Open surgical biopsy compares favourably to core needle biopsy with regard
to accuracy, adequacy of specimen, identification of primary site (Hall et
al., 1998). Accurate diagnosis of mammographic lesions requires radiological-pathological
correlation. The presence of microcalcifications on the specimen radiograph
is an essential and highly reliable part of core biopsy assessment for mammographically
suspicious calcifications (Dahlstrom and Jain, 2001). However, specimen radiography
can produce a false positive or false negative result (Hasselgren et al.,
1993). An important implication of this is that postoperative mammography of
the breast in question should always be performed after biopsy with needle localization,
regardless of the result of the specimen x-ray, to ensure that the lesion has
not been missed (Hasselgren et al., 1993; Grunert et al., 1999).
|| Radiological and pathological features of all lesions
Davies et al. (1997) advocate the use of four-view specimen radiography to ascertain the removal of the radiologic abnormality. According to them, two-view specimen radiography is suboptimal and may contribute to confusion over determining the adequacy of surgical excision margins of ductal carcinoma in situ. In our institution, two-view radiography is considered sufficient.
Present study has shown that hook wire localization of no-palpable breast lesions is a very useful method of guiding surgical removal of the breast abnormality. Specimen radiographs taken after excision confirmed the removal of the abnormal tissue in 97.6% on the first surgical attempt. Only 2 cases needed a repeat excision and in both of these the radiologists reported technical difficulties in placing the guide wire into the lesion. In no case where the radiologist considered the hook placement satisfactory, was re-excision required.
In our practice, waiting for a specimen radiograph to be reported essentially doubles the duration of surgery, from 20-40 min. The patient remains anaesthetised and on the operating table in theatre during the final 20 min waiting period. This has obvious resource implications. Omitting specimen radiography over the duration of our study would have saved about fifty hours of theatre time. There are further resource implications in holding a mammography machine vacant with a technologist and radiologist on standby during what might be a time-window of an hour or longer in which the specimen might arrive.
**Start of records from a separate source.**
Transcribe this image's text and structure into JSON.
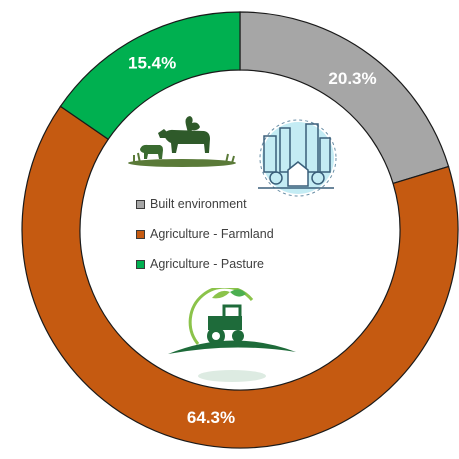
{
  "chart_data": {
    "type": "pie",
    "title": "",
    "categories": [
      "Built environment",
      "Agriculture - Farmland",
      "Agriculture - Pasture"
    ],
    "values": [
      20.3,
      64.3,
      15.4
    ],
    "value_labels": [
      "20.3%",
      "64.3%",
      "15.4%"
    ],
    "colors": [
      "#a6a6a6",
      "#c55a11",
      "#00b050"
    ],
    "donut": true,
    "start": "top",
    "legend_position": "center"
  },
  "legend": {
    "items": [
      {
        "label": "Built environment",
        "color": "#a6a6a6"
      },
      {
        "label": "Agriculture - Farmland",
        "color": "#c55a11"
      },
      {
        "label": "Agriculture - Pasture",
        "color": "#00b050"
      }
    ]
  },
  "icons": {
    "livestock": "livestock-icon",
    "city": "city-buildings-icon",
    "tractor": "tractor-icon"
  }
}
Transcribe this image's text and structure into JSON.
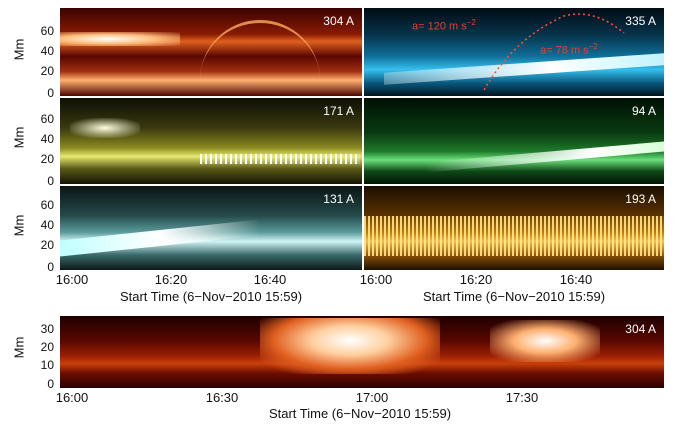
{
  "figure": {
    "top_panels": [
      {
        "id": "p304",
        "label": "304 A",
        "colors": [
          "#2a0000",
          "#7a0d00",
          "#c83a10",
          "#ffd9a8"
        ]
      },
      {
        "id": "p335",
        "label": "335 A",
        "colors": [
          "#021018",
          "#0a4a6a",
          "#1a9fd0",
          "#e8fbff"
        ]
      },
      {
        "id": "p171",
        "label": "171 A",
        "colors": [
          "#101005",
          "#4a4a10",
          "#a8a830",
          "#ffffd8"
        ]
      },
      {
        "id": "p94",
        "label": "94 A",
        "colors": [
          "#011204",
          "#0c4a14",
          "#2fa040",
          "#f2fff2"
        ]
      },
      {
        "id": "p131",
        "label": "131 A",
        "colors": [
          "#0a1616",
          "#2a5a5a",
          "#7ab8b8",
          "#f4ffff"
        ]
      },
      {
        "id": "p193",
        "label": "193 A",
        "colors": [
          "#1a0e00",
          "#6a4000",
          "#d08a10",
          "#fff0b8"
        ]
      }
    ],
    "top_y_label": "Mm",
    "top_y_ticks": [
      "60",
      "40",
      "20",
      "0"
    ],
    "top_x_ticks": [
      "16:00",
      "16:20",
      "16:40"
    ],
    "top_x_ticks_right": [
      "16:00",
      "16:20",
      "16:40"
    ],
    "top_x_title": "Start Time (6−Nov−2010 15:59)",
    "annotations": [
      {
        "text": "a= 120 m s",
        "sup": "−2"
      },
      {
        "text": "a= 78 m s",
        "sup": "−2"
      }
    ],
    "bottom_panel": {
      "label": "304 A",
      "colors": [
        "#200000",
        "#6a0a00",
        "#c03008",
        "#ffd8a0"
      ]
    },
    "bottom_y_label": "Mm",
    "bottom_y_ticks": [
      "30",
      "20",
      "10",
      "0"
    ],
    "bottom_x_ticks": [
      "16:00",
      "16:30",
      "17:00",
      "17:30"
    ],
    "bottom_x_title": "Start Time (6−Nov−2010 15:59)"
  }
}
A theoretical advantage in having a breast radiologist report on the specimen radiograph might be to estimate the excision margin and perhaps suggest further excision in a particular direction. In practice, this scenario did not occur in our series.
Since there was no re-excision in any case where the radiologist was initially satisfied with the hook wire placement, we conclude that specimen radiography is only needed if there are technical difficulties with the placement and should be requested at the discretion of the breast radiologist.
In conclusion the use of hook wire guided excision biopsy of breast abnormality followed by two dimensional specimen x-ray reduced the reoperating rate in this series of on-palpable breast abnormality to 1.2%.